Maître Chemla, l’avocat de nombreux dossiers emblématiques
Tueurs en série, catastrophes naturelles, attentats : l’avocat, à la tête du cabinet ACG, défend depuis trois décennies les parties civiles dans de nombreux dossiers emblématiques.
Par L'union | Publié le 04/07/2017
Rompu aux cours d’assises (ici, à Reims, en mars dernier), Gérard Chemla fut en 1985 l’un des fondateurs d’ACG (dans l’un des bureaux, à droite) avant de devenir une référence dans la défense des victimes.
Photographe: Photos : Remi Wafflart et Christian Lantenois
Depuis trente ans, il défend les victimes dans des dossiers trop dramatiques pour ne pas être à forte résonance médiatique. Liste non exhaustive : disparus de Mourmelon, victimes de Michel Fourniret, tsunami de 2004, crash du Rio-Paris, accidents ferroviaires, attentats de Paris, Nice, Bruxelles. En mai, son nom était sorti des pages « faits divers » pour passer dans la rubrique « politique ». Candidat surprise sur la première circonscription de la Marne, se revendiquant de la majorité présidentielle sans avoir obtenu l’investiture LREM, il fut finalement battu d’une courte tête par Valérie Beauvais au second tour.

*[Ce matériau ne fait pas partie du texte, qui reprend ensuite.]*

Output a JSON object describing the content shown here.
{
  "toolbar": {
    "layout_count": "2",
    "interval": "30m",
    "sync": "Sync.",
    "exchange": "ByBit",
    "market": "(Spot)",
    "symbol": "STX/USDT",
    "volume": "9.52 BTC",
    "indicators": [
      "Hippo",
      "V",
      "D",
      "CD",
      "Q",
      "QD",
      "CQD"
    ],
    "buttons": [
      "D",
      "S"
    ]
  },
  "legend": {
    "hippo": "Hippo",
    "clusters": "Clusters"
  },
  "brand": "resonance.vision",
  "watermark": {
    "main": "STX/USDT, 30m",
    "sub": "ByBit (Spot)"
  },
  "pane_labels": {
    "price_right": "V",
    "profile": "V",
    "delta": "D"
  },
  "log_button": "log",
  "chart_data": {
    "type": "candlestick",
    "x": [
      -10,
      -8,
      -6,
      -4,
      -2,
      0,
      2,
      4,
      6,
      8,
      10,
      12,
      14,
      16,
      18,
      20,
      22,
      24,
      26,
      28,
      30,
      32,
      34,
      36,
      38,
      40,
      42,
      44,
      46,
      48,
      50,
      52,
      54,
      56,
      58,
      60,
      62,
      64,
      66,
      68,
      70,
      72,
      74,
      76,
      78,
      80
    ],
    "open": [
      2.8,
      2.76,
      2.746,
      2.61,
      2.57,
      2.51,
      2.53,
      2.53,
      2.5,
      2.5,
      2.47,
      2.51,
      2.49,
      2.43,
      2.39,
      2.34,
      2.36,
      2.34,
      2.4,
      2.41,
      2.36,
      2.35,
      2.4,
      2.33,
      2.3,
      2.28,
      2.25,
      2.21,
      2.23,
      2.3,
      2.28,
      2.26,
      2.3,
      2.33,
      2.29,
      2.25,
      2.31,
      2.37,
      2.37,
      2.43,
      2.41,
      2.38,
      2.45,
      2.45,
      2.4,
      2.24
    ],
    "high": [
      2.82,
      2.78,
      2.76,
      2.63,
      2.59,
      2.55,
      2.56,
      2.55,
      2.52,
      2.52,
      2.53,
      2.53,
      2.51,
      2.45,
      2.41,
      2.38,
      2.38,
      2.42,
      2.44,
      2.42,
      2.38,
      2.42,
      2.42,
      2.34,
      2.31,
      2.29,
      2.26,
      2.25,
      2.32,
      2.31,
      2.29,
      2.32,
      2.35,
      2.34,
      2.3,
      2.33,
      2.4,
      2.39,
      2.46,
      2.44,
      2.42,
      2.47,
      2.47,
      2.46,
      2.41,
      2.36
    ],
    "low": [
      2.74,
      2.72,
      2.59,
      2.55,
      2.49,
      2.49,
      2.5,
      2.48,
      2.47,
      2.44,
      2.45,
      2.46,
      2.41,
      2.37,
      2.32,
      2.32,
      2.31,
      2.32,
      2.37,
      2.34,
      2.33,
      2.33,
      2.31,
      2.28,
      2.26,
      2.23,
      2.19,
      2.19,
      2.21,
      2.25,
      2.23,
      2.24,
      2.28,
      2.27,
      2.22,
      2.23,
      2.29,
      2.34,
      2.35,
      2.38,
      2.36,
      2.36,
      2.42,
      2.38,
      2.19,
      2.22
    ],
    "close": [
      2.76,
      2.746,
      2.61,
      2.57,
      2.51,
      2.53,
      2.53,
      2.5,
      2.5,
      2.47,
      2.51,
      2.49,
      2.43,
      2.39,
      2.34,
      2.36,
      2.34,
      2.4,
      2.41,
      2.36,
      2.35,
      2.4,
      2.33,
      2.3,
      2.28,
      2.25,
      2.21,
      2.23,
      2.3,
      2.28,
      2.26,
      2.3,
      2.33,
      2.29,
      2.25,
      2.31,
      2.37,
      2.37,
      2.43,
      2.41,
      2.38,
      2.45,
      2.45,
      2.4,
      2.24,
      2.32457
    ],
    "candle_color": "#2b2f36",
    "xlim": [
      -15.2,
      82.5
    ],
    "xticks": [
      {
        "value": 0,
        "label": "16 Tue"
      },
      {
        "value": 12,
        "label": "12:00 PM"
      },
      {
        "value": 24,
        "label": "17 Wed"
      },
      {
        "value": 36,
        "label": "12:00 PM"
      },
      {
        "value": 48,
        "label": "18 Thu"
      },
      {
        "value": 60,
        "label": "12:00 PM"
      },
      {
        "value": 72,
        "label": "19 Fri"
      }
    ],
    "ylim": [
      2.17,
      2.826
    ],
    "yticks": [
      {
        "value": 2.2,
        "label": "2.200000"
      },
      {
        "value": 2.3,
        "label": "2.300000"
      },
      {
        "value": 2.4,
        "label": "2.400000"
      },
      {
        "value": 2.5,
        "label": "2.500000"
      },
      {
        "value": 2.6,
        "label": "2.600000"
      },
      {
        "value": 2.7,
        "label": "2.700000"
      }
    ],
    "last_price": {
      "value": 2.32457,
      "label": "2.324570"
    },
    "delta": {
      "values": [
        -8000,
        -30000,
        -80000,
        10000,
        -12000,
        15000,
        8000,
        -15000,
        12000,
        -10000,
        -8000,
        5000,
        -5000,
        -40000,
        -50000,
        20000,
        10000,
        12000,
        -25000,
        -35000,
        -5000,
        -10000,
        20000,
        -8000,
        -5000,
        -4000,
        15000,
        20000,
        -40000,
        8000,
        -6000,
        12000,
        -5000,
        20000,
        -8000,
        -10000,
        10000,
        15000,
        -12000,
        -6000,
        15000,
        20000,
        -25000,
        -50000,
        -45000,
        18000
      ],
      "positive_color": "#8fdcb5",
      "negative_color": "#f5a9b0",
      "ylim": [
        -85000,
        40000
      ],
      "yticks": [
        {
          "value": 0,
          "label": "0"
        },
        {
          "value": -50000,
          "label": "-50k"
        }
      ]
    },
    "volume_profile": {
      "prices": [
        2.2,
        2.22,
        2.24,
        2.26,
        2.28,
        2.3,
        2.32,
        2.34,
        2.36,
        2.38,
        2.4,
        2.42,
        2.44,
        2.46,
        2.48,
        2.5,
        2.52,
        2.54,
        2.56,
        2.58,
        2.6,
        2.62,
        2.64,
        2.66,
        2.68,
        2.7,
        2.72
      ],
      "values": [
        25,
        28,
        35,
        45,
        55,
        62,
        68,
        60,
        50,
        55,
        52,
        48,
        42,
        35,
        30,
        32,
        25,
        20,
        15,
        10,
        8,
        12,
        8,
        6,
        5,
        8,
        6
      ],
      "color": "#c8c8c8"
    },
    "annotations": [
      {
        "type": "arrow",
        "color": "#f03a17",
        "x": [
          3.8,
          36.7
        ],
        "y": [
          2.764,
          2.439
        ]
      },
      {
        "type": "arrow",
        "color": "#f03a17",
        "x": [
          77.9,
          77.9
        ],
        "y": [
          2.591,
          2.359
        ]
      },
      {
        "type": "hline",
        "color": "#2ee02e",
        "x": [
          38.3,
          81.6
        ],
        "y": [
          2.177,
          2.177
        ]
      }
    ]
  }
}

Mais comment s’est construite cette singulière carrière ?
Gérard Chemla, 58 ans, aujourd’hui à la tête d’ACG, le plus important cabinet d’avocats de l’ex-Champagne-Ardenne qui regroupe aujourd’hui 70 personnes, dont une moitié d’avocats, a su s’entourer. Mais derrière la réussite et l’assurance se cache une personnalité complexe. Lors d’un portrait qui lui avait été consacré dans ces mêmes colonnes en avril 2016, l’intéressé répondait : « À chaque fois que je fais quelque chose, j’ai l’impression d’être un imposteur. Il y a un côté pied de nez. (…) J’ai fait des années de divan et je ne sais pas répondre à la question « Qui suis-je ? » Quand je vous dis que j’ai faim, c’est que j’ai toujours besoin d’autre chose. »
« au départ, il y a des hasards… »
Lorsqu’il nous reçoit, ce 1er juin, dans son bureau aux murs habillés de toiles XXL signées par l’artiste rémois Iemza, l’avocat vient de se déclarer candidat. Mais cette aventure censée se prolonger « au-delà des législatives », disait-il alors, n’était pas celle qui nous intéressait. L’objet de la rencontre était sa vie d’avocat, entamée le 21 décembre 1979, jour de sa prestation de serment. Gérard Chemla avait 21 ans et s’était retrouvé à faire du droit parce qu’il n’avait pu être admis en médecine – celui qui était entré en 6e à l’âge de 9 ans finira major de promo. « Au départ, il y a des hasards… », dit-il de cette voix douce qui contraste avec son presque double mètre imposant.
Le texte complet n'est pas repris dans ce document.